Döviz Cinsinden Düzenlenen Faturalar günümüzün gerekliliğinin karşılanması nedeniyle düzenlenmiştir. Söz konusu global ekonomik düzlemin gerekliliğini sağlamak adına gerçekleştirilen düzenlemeler sadece Vergi Usul Kanunu ile sınırlı kalmayıp pek çok özelge ve genelgelerle de desteklenmiştir.
Fatura Nedir?
Fatura kavramı Türk Hukuku’nda Vergi Usul Kanunu’nda düzenlenmiştir. Madde 229’da şu şekilde tarif edilmiştir.
“Fatura, satılan emtia veya yapılan iş karşılığında müşterinin borçlandığı meblağı göstermek üzere emtiayı satan veya işi yapan tüccar tarafından müşteriye verilen ticari vesikadır.”
Faturada en az aşağıdaki bilgiler bulunur:
- Faturanın düzenlenme tarihi seri ve sıra numarası;
- Faturayı düzenleyenin adı, varsa ticaret unvanı, iş adresi, bağlı olduğu vergi dairesi ve hesap numarası;
- Müşterinin adı, ticaret unvanı, adresi, varsa vergi dairesi ve hesap numarası;
- Malın veya işin nev’i, miktarı, fiyatı ve tutarı;
- Satılan malların teslim tarihi ve irsaliye numarası, (Malın alıcıya teslim edilmek üzere satıcı tarafından taşındığı veya taşıttırıldığı hallerde satıcının, teslim edilen malın alıcı tarafından taşınması veya taşıttırılması halinde alıcının taşınan veya taşıttırılan mallar için sevk irsaliyesi düzenlemesi ve taşıtta bulundurulması şarttır.
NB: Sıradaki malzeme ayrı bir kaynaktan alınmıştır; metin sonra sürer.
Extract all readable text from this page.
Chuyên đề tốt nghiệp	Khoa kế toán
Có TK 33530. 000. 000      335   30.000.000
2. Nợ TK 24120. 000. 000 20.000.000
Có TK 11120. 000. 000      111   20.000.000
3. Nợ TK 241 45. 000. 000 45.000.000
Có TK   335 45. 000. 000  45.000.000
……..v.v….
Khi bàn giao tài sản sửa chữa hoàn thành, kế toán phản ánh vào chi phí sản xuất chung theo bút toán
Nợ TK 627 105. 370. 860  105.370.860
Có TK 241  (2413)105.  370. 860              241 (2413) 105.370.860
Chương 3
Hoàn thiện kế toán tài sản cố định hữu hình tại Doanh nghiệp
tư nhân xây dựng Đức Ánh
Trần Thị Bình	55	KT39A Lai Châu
Malın, bir mükellefin birden çok iş yerleri ile şubeleri arasında taşındığı veya satılmak üzere bir komisyoncu veya diğer bir aracıya gönderildiği hallerde de, malın gönderen tarafından sevk irsaliyesine bağlanması gereklidir. Bu bentte yazılı irsaliyeler hakkında fiyat ve bedel ile ilgili bilgiler hariç olmak üzere, bu madde hükmü ile 231 inci madde hükmü uygulanır. İrsaliyelerde malın nereye ve kime gönderildiği ayrıca belirtilir.
Şu kadar ki nihai tüketicilerin tüketim amacıyla perakende olarak satın aldıkları malları kendilerinin taşıması veya taşıttırması halinde bu mallara ait fatura veya perakende satış fişinin bulunması şartıyla sevk irsaliyesi aranmaz.)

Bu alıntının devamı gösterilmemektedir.